Chicken Tortilla Soup

By

Unknown

Ingredients

  • 4-6 -inch corn tortillas
  • 1/2 cup onion, chopped
  • 3 bonless chicken breast halves
  • 1 clove garlic, pressed
  • 1/4 tsp chili powder
  • 1/4 tsp ground cumin
  • 2 cans (14-ounce each) chicken broth
  • 1 can (14-ounce) diced tomatoes, drained
  • 1 can (4-ounce) chopped green chilis, undrained
  • 4 tsp snipped fresh cilantro
  • 1/2 cup chedder cheese, shredded
  • 4 thick lime slices

Preparation

Step 1

Preheat oven to 400 degrees F. Cut tortillas into 1/2 inch strips and place on flat baking stone. Bake 7-8 minutes or until crisp. Chop onion, cut chicken into 1/2-inch pieces.
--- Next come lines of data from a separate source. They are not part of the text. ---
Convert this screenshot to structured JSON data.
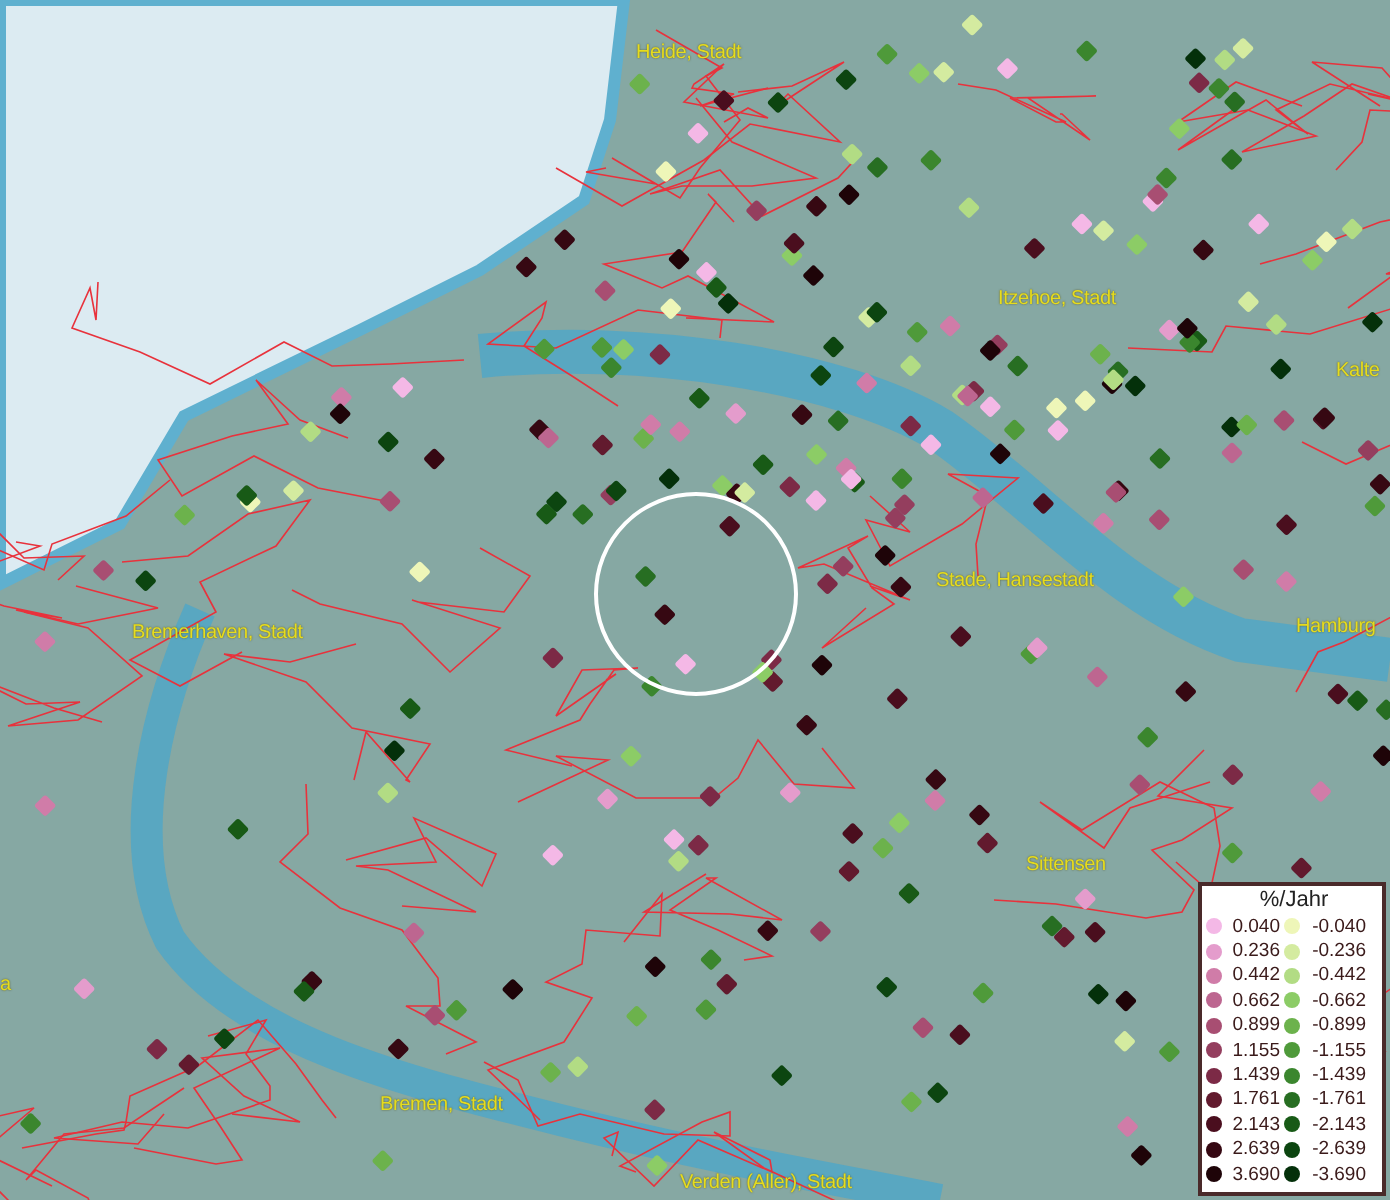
{
  "map": {
    "places": [
      {
        "name": "Heide, Stadt"
      },
      {
        "name": "Itzehoe, Stadt"
      },
      {
        "name": "Kalte"
      },
      {
        "name": "Stade, Hansestadt"
      },
      {
        "name": "Hamburg"
      },
      {
        "name": "Bremerhaven, Stadt"
      },
      {
        "name": "Sittensen"
      },
      {
        "name": "a"
      },
      {
        "name": "Bremen, Stadt"
      },
      {
        "name": "Verden (Aller), Stadt"
      }
    ]
  },
  "legend": {
    "title": "%/Jahr",
    "positive": [
      {
        "value": "0.040",
        "color": "#f4b8e6"
      },
      {
        "value": "0.236",
        "color": "#e49ccc"
      },
      {
        "value": "0.442",
        "color": "#d07ca8"
      },
      {
        "value": "0.662",
        "color": "#bd6690"
      },
      {
        "value": "0.899",
        "color": "#a84e72"
      },
      {
        "value": "1.155",
        "color": "#943e5e"
      },
      {
        "value": "1.439",
        "color": "#7c2a46"
      },
      {
        "value": "1.761",
        "color": "#621a2e"
      },
      {
        "value": "2.143",
        "color": "#4a0e1e"
      },
      {
        "value": "2.639",
        "color": "#360812"
      },
      {
        "value": "3.690",
        "color": "#1e0408"
      }
    ],
    "negative": [
      {
        "value": "-0.040",
        "color": "#eef6b8"
      },
      {
        "value": "-0.236",
        "color": "#d4eba0"
      },
      {
        "value": "-0.442",
        "color": "#b2dc84"
      },
      {
        "value": "-0.662",
        "color": "#8ccc66"
      },
      {
        "value": "-0.899",
        "color": "#6cb24c"
      },
      {
        "value": "-1.155",
        "color": "#4f9a3a"
      },
      {
        "value": "-1.439",
        "color": "#3b862e"
      },
      {
        "value": "-1.761",
        "color": "#276e22"
      },
      {
        "value": "-2.143",
        "color": "#185a16"
      },
      {
        "value": "-2.639",
        "color": "#0c4510"
      },
      {
        "value": "-3.690",
        "color": "#04300a"
      }
    ]
  }
}
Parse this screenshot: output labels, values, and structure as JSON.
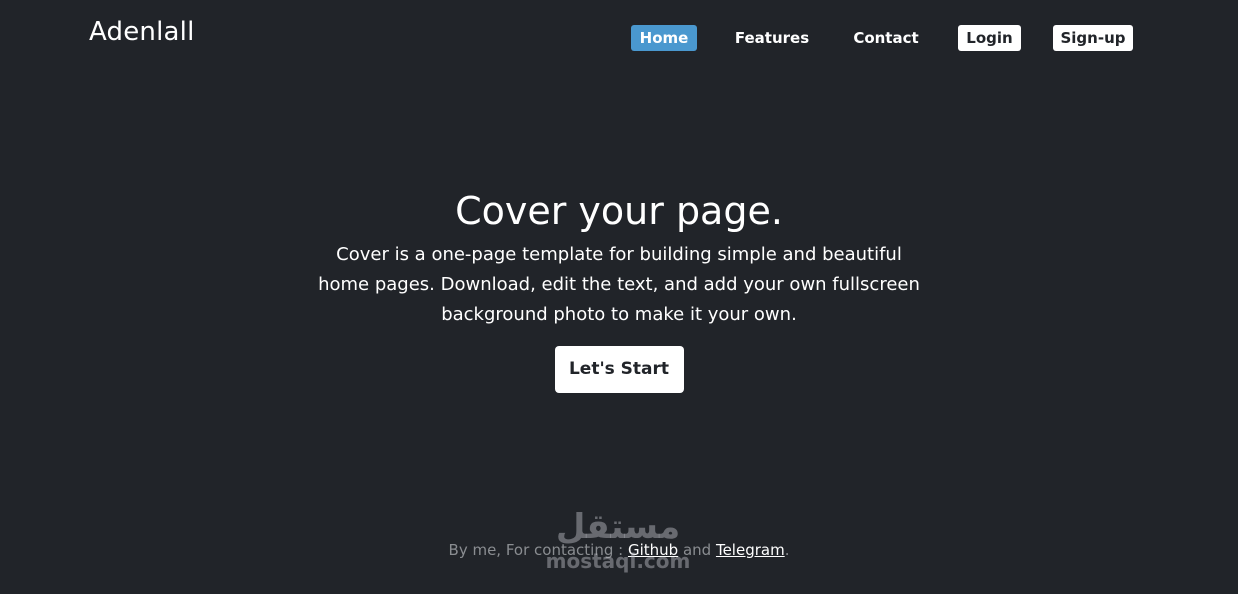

Heat casserole dish over medium high heat, spray with vegetable oil. Add chicken, cook and stir for 3 minutes, add onion, garlic, chili powder, and cumin. Cook and stir 2 minutes. Stir in broth, tomatoes, and chilies. Bring to boil, reduce heat and simmer 10 minutes. Snip celantro. Divide tortilla strips amoung 4 bowls. Ladle soup over tortillas, grate cheese over top. Sprinkle soup with cenantro. Garnish each bowl with a slice of lime and squeeze juice into soup.